A perfect storm is brewing. The prolonged supply chain crisis, soaring demand for electric vehicles and a dramatic increase in global demand for energy have led to a severe shortage and escalating costs of batteries. In fact, The Wall Street Journal recently reported that lithium prices are rising at their fastest pace in years and that the surge is fueling fears about long-term battery metals shortages.
When you consider that everything from electric vehicles and smartphones to communications systems and medical devices rely on battery power, it becomes clear why virtually every industry is impacted by these shortages and the subsequent rising prices. Therefore, choosing the right batteries is more important than ever to maximize your investment and plan ahead.
There are numerous battery power options available today and some of the most common considerations include capacity, price, size and safety. There is, however, another important factor to consider that will impact your product's performance – its impact on the environment.
Different battery chemistries, for example, offer more stability than others and are more susceptible to factors such as impact, temperature, humidity, vibrations, magnetic fields, etc. The application and the environment in which it will be operating should be key factors in your battery decisions.
Manufacturers commonly use lithium batteries to power portable electronic devices such as cell phones, laptops, medical devices and even electric vehicles because they charge faster, last longer and have a higher power density in a lighter package than some other battery types.
There is, however, more than one type of lithium battery, and while they share some attributes, such as being rechargeable, there are also significant differences.
Lithium-ion batteries are becoming more popular because of their long cycle life and short charge times. All lithium-ion batteries are named for their active materials. Lithium-ion cobalt, for example, consists of lithium carbonate and cobalt and represents one of the most common types.
This chemistry is attractive because it is powerful, packing a lot of energy in a compact, portable package, making it a popular choice for mobile phones, laptops, power tools and digital cameras. Lithium-ion iron phosphate (LiFe) represents a newer phosphate-based technology with stronger thermal and chemical stability which equates to a better safety profile.
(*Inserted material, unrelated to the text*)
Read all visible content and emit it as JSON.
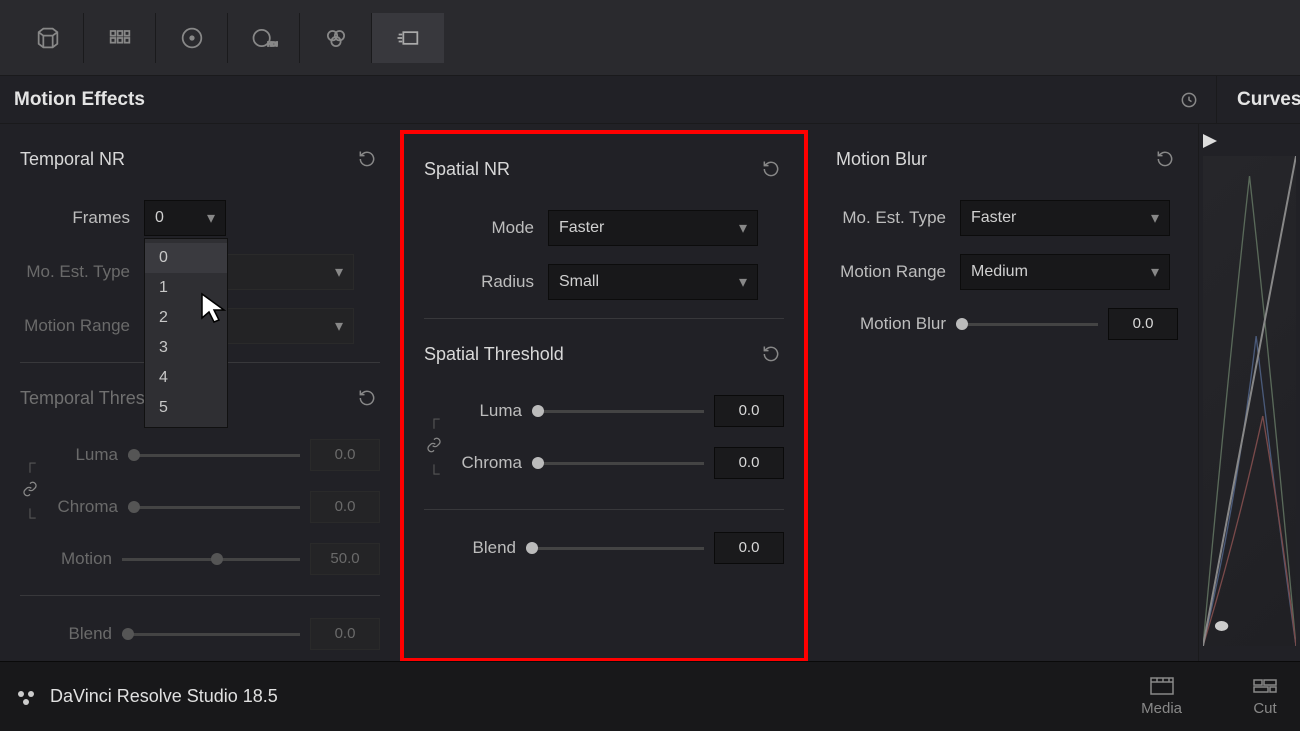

While many applications enable you to use either type of lithium-ion batteries, when it comes to operational efficiency, safety and return on investment, there are significant differences. Consider these other essential points of comparison:
Energy Density & SafetyLithium-ion batteries have the highest energy density among all rechargeable battery types, providing a powerful discharge. Among lithium-based batteries, lithium-ion cobalt offers superior energy density, albeit less stable chemistry than LiFe batteries, as mentioned above.
LiFe batteries can withstand even extreme high and cold temperatures, and, most importantly from a safety standpoint, LiFe batteries don’t experience “thermal runaway,” causing them to overheat or result in fires or explosions, such as those that have plagued the Tesla Model S and Samsung Galaxy Note 7 smartphones.
Disposal & Environmental ImpactIt goes without saying that once you purchase a battery, you become responsible for the eventual disposal of it. The lithium cobalt oxide chemistry of a lithium-ion cobalt battery is considered a hazardous material, not only because it is combustible, but it also can cause allergic reactions to the eyes and skin when exposed to them and severe medical issues when swallowed.
Therefore, special disposal considerations must be made. On the other hand, lithium-ion iron phosphate (LiFe) is nontoxic and can therefore be disposed of more easily. Ask your supplier about its recycling and end-of-life programs — they should be well thought-out and consistent with your goals when it comes to corporate and environmental responsibility.
Total cost of ownershipA battery’s warranty can provide significant insight into the anticipated lifespan of the battery and reflect the manufacturer's confidence in its product. Lithium-ion batteries are rechargeable meaning they have a relatively long lifespan, though the iron phosphate chemistry of LiFe batteries provides for a longer lifespan.
LiFe batteries cost more upfront, but when you consider factors including the shorter battery life, a LiFe battery has a lower total cost of ownership, which can have a significant impact on the bottom line when you consider the number of batteries used in industrial and healthcare settings. As always, using batteries according to the manufacturer's specifications can maximize lifespan.
Lithium-ion iron phosphate batteries are sought after for devices and equipment where safety and longevity are desired but extremely high-energy density is not required.
They have higher up-front costs than other battery systems including lithium cobalt, though LiFE batteries offer a higher return on investment because they can be charged more frequently and have a higher charge cycle count, meaning they will last longer.
The current supply chain crisis and escalating costs are forcing companies of all sizes and across all industries to reevaluate their operational strategies and purchasing decisions, including the power that sources their core products and businesses.
To make the most strategic choices and maximize investments, it pays to create strong relationships with trusted suppliers and do your homework when it comes to innovative new power sources. Doing so will help you mitigate supply chain risk, navigate the severe battery shortages and subsequent rising prices and put you in a better position to weather the storm.
Patrick Ney is the Vice President and Co-founder of Definitive Technology Group.